[C] How should overt hyperthyroidism due to GD be managed?

[C] How should overt hyperthyroidism due to GD be managed?

  • RECOMMENDATION 4
    Patients with overt Graves' hyperthyroidism should be treated with any of the following modalities: 131I therapy, antithyroid medication, or thyroidectomy. 1/++0

Once it has been established that the patient is hyperthyroid and the cause is GD, the patient and physician must choose between three effective and relatively safe initial treatment options: 131I therapy (radioactive iodine), antithyroid drugs (ATD), or thyroidectomy (44). In the United States, radioactive iodine has been the therapy most preferred by physicians. In Europe and Japan, there has been a greater physician preference for ATDs and/or surgery (45). The long-term quality of life (QoL) following treatment for GD was found to be the same in patients randomly allocated to one of the three treatment options (46).

Technical remarks: Once the diagnosis has been made, the treating physician and patient should discuss each of the treatment options, including the logistics, benefits, expected speed of recovery, drawbacks, potential side effects, and cost. This sets the stage for the physician to make recommendations based on best clinical judgment and allows the final decision to incorporate the personal values and preferences of the patient.

Factors that favor a particular modality as treatment for Graves' hyperthyroidism:

  1. 131I: Females planning a pregnancy in the future (in more than 4–6 months following radioiodine therapy, provided thyroid hormone levels are normal), individuals with comorbidities increasing surgical risk, and patients with previously operated or externally irradiated necks, or lack of access to a high-volume thyroid surgeon or contraindications to ATD use.
  2. ATDs: Patients with high likelihood of remission (patients, especially females, with mild disease, small goiters, and negative or low-titer TRAb); the elderly or others with comorbidities increasing surgical risk or with limited life expectancy; individuals in nursing homes or other care facilities who may have limited longevity and are unable to follow radiation safety regulations; patients with previously operated or irradiated necks; patients with lack of access to a high-volume thyroid surgeon; and patients with moderate to severe active GO.
  3. Surgery: Symptomatic compression or large goiters ( ≥ 80 g); relatively low uptake of radioactive iodine; when thyroid malignancy is documented or suspected (e.g., suspicious or indeterminate cytology); large nonfunctioning, photopenic, or hypofunctioning nodule; coexisting hyperparathyroidism requiring surgery; females planning a pregnancy in <4–6 months (i.e., before thyroid hormone levels would be normal if radioactive iodine were chosen as therapy), especially if TRAb levels are particularly high; and patients with moderate to severe active GO.

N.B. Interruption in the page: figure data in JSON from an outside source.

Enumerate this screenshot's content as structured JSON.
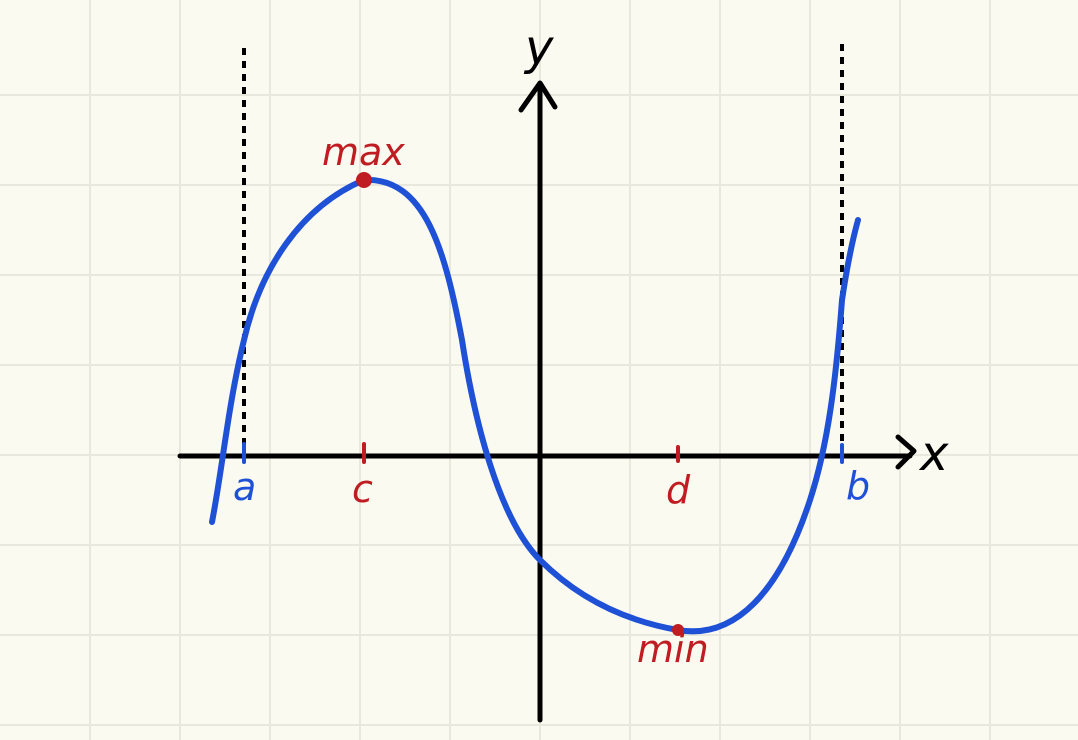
{
  "diagram": {
    "x_axis_label": "x",
    "y_axis_label": "y",
    "points": {
      "a": "a",
      "b": "b",
      "c": "c",
      "d": "d"
    },
    "extrema": {
      "max_label": "max",
      "min_label": "min"
    }
  },
  "colors": {
    "background": "#fbfaf1",
    "grid": "#e9e8dc",
    "axis": "#000000",
    "curve": "#1f51d6",
    "boundary_labels": "#1f51d6",
    "critical_labels": "#bf1d22"
  }
}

Contraindications to a particular modality as treatment for Graves' hyperthyroidism:

  1. 131I therapy: Definite contraindications include pregnancy, lactation, coexisting thyroid cancer, or suspicion of thyroid cancer, individuals unable to comply with radiation safety guidelines and females planning a pregnancy within 4–6 months.
  2. ATDs: Definite contraindications to long-term ATD therapy include previous known major adverse reactions to ATDs.
  3. Surgery: Factors that may mitigate against the choice of surgery include substantial comorbidity such as cardiopulmonary disease, end-stage cancer, or other debilitating disorders. Pregnancy is a relative contraindication and should only be used in this circumstance, when rapid control of hyperthyroidism is required and antithyroid medications cannot be used. Thyroidectomy is best avoided in the first and third trimesters of pregnancy because of teratogenic effects associated with anesthetic agents and increased risk of fetal loss in the first trimester and increased risk of preterm labor in the third. Optimally, thyroidectomy is performed in the latter portion of the second trimester. Although it is the safest time, it is not without risk (4.5%–5.5% risk of preterm labor) (47,48).

Factors that may impact patient preference:

  1. 131I therapy: Patients choosing 131I therapy as treatment for GD would likely place relatively higher value on definitive control of hyperthyroidism, the avoidance of surgery, and the potential side effects of antithyroid medications, as well as a relatively lower value on the need for lifelong thyroid hormone replacement, rapid resolution of hyperthyroidism, and potential worsening or development of GO (49).
  2. ATDs: Patients choosing antithyroid drug therapy as treatment for GD would place relatively higher value on the possibility of remission and the avoidance of lifelong thyroid hormone treatment, the avoidance of surgery, and exposure to radioactivity and a relatively lower value on the avoidance of ATD side effects (see section E), the need for continued monitoring and the possibility of disease recurrence.
  3. Surgery: Patients choosing surgery as treatment for GD would likely place a relatively higher value on prompt and definitive control of hyperthyroidism, avoidance of exposure to radioactivity, and the potential side effects of ATDs and a relatively lower value on potential surgical risks and need for lifelong thyroid hormone replacement.